Le pont de Livron est détruit dans la nuit du 16 août par les maquisards du commando Faure. La retraite allemande en est extrèmement perturbée


Après la prise de contrôle de Marseille par les français et les américains, les unités convergent vers montelimar


Le 20 août le général Truscott ordonne la création d'un groupe de combat appelée "Team des maîtres d'hôtel". Celui-ci lançe des actions pour ralentir la retraite allemande


Les troupes du 15ème Régiment rejoignent les combattants le 26 août. La jonction avec les résistants se fait le 27 août à hauteur de montelimar


Les Régiments de la Troisième Division ont rejoint la 36ème Division pour la prise de la ville. Les forces allemandes opposent trois fortes divisions dont la 11ème Division Panzer


Les forces prennent position autour de montelimar. Entre le 25 et le 30 août les troupes entrent en contact avec l'enemi près de Nyons. Le deuxième bataillon purge une place forte allemande à Grignan le 27 août


L'armée allemande subit un harcèlement constant, elle fuit montelimar par la route ou le rail en utilisant engins à moteur ou animaux. Mais pris en tenaille par les alliés, les convois sont décimés par l'artillerie et l'aviation


Le recul des allemands permet de protéger le départ de dizaines de milliers de soldats et de civils chargés de bagages accumulés durant quatre ans d'occupation


Ce convoi allemand a été stoppé au sud de montelimar. Les épaves et les chevaux morts sont éparpillés sur la chaussée. Les allemands pressés par les évènements, récupèrent tous les types devéhicules


Les différents régiments sont engagés dans un combat violent ponctué d'incessantes contre-attaques, au sud-est et à l'est de montelimar


Les artilleurs ont pris pour cible une colonne de 2000 véhicules étirée sur 14 km le long de la nationale 7 ainsi qu'un train, pulvérisant une grosse pièce d'artillerie


De nombreux corps allemands chargés d'articles de luxe, de vêtements, de spiritueux, d'or et d'argent volés dans le sud de la France. Les convois transportaient tant de valeurs que civils et G.I. se sont livrés au pillage


La bataille de montelimar a duré neuf jours.

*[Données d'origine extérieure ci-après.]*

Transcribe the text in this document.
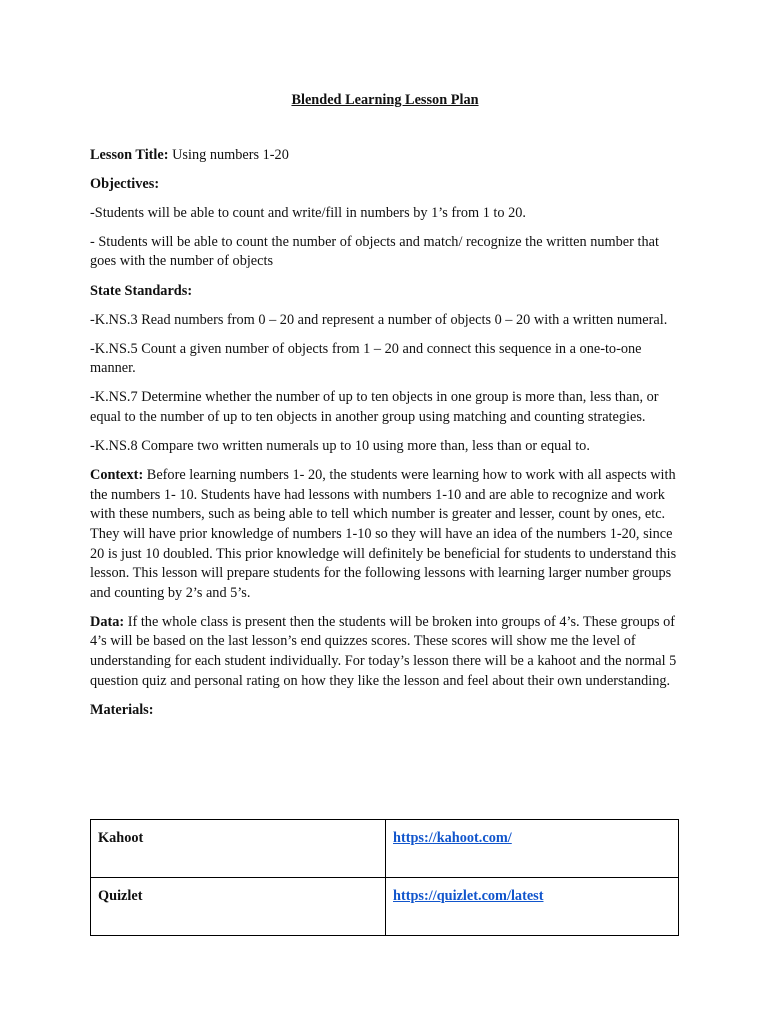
Blended Learning Lesson Plan

Lesson Title: Using numbers 1-20

Objectives:

-Students will be able to count and write/fill in numbers by 1’s from 1 to 20.

- Students will be able to count the number of objects and match/ recognize the written number that goes with the number of objects

State Standards:

-K.NS.3 Read numbers from 0 – 20 and represent a number of objects 0 – 20 with a written numeral.

-K.NS.5 Count a given number of objects from 1 – 20 and connect this sequence in a one-to-one manner.

-K.NS.7 Determine whether the number of up to ten objects in one group is more than, less than, or equal to the number of up to ten objects in another group using matching and counting strategies.

-K.NS.8 Compare two written numerals up to 10 using more than, less than or equal to.

Context: Before learning numbers 1- 20, the students were learning how to work with all aspects with the numbers 1- 10. Students have had lessons with numbers 1-10 and are able to recognize and work with these numbers, such as being able to tell which number is greater and lesser, count by ones, etc. They will have prior knowledge of numbers 1-10 so they will have an idea of the numbers 1-20, since 20 is just 10 doubled. This prior knowledge will definitely be beneficial for students to understand this lesson. This lesson will prepare students for the following lessons with learning larger number groups and counting by 2’s and 5’s.

Data: If the whole class is present then the students will be broken into groups of 4’s. These groups of 4’s will be based on the last lesson’s end quizzes scores. These scores will show me the level of understanding for each student individually. For today’s lesson there will be a kahoot and the normal 5 question quiz and personal rating on how they like the lesson and feel about their own understanding.

Materials:

Kahoot	https://kahoot.com/
Quizlet	https://quizlet.com/latest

Elle a coûté cher à l'armée allemande et s'est déroulée dans une horreur inimaginable.


Les convois allemands ont été pris au piège sur 14 kilomètres au nord de la nationale 7, ils ont été la cible de 75000 tirs


Les pertes humaines allemandes de la bataille de montelimar, correspondent à 11000 soldats (soit deux divisions) 2100 véhicules et 1500 chevaux


Deux canons Siegfried, calibres 380 mm et quatre de 280 mm, utilisés par des soldats Eisenbahnbatteries, dont 749 ont été capturés à montelimar.

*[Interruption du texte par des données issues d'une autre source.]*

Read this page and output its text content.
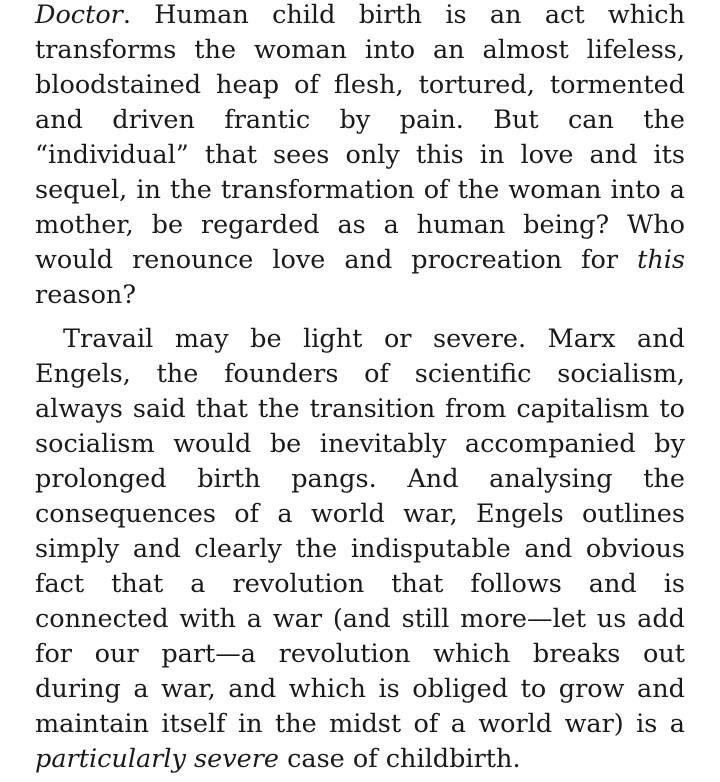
Doctor. Human child birth is an act which transforms the woman into an almost lifeless, bloodstained heap of flesh, tortured, tormented and driven frantic by pain. But can the “individual” that sees only this in love and its sequel, in the transformation of the woman into a mother, be regarded as a human being? Who would renounce love and procreation for this reason?

Travail may be light or severe. Marx and Engels, the founders of scientific socialism, always said that the transition from capitalism to socialism would be inevitably accompanied by prolonged birth pangs. And analysing the consequences of a world war, Engels outlines simply and clearly the indisputable and obvious fact that a revolution that follows and is connected with a war (and still more—let us add for our part—a revolution which breaks out during a war, and which is obliged to grow and maintain itself in the midst of a world war) is a particularly severe case of childbirth.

Les 10 ème et 15 ème régiments du génie ont travaillé au bulldozer pour nettoyer les routes jusqu'à la fin du mois d'août 1944


Les américains poursuivent jusqu'à Valence, Grenoble et Saint Etienne. Sur le côté oriental du Rhône, l'Armée française vise Lyon déjà abandonnée


Après le carnage, les routes ont été appelées "Avenues de la puanteur". L'odeur des véhicules et des cadavres brûlés a marqué durablement les soldats alliés


Renforcés par deux corps d'artillerie, les commandos spéciaux ont tenu les collines au nord au dessus de la Coucourde afin de harceler les troupes allemandes


La retraite des allemands depuis le sud de la France a inclus des troupes navales et des troupes d'appui de la Luftwaffe ainsi que du personnel administratif et des civils


Ces chevaux ont survécu. Les allemands ont volé plus de mille chevaux dans les fermes pour faciliter leur fuite


Dans leur retraite désordonnée les allemands ont employé tous les moyens de transport.


Une arme anti-char allemande le Raketenwerfer 43 de calibre 8.8 cm et un obusier russe bloquent la route.


Au nord de montelimar des spectateurs curieux se mélangent aux soldats américains pour voir les armes abandonnées


Deux femmes ont été tondues pour leur fraternisation avec les forces d'occupation. Elles cherchent un refuge dans la région.


Ces prisonniers allemands ont échappé à la mort. La septième attaque menée à la fin d'août 1944 a été terrifiante, mais décisive.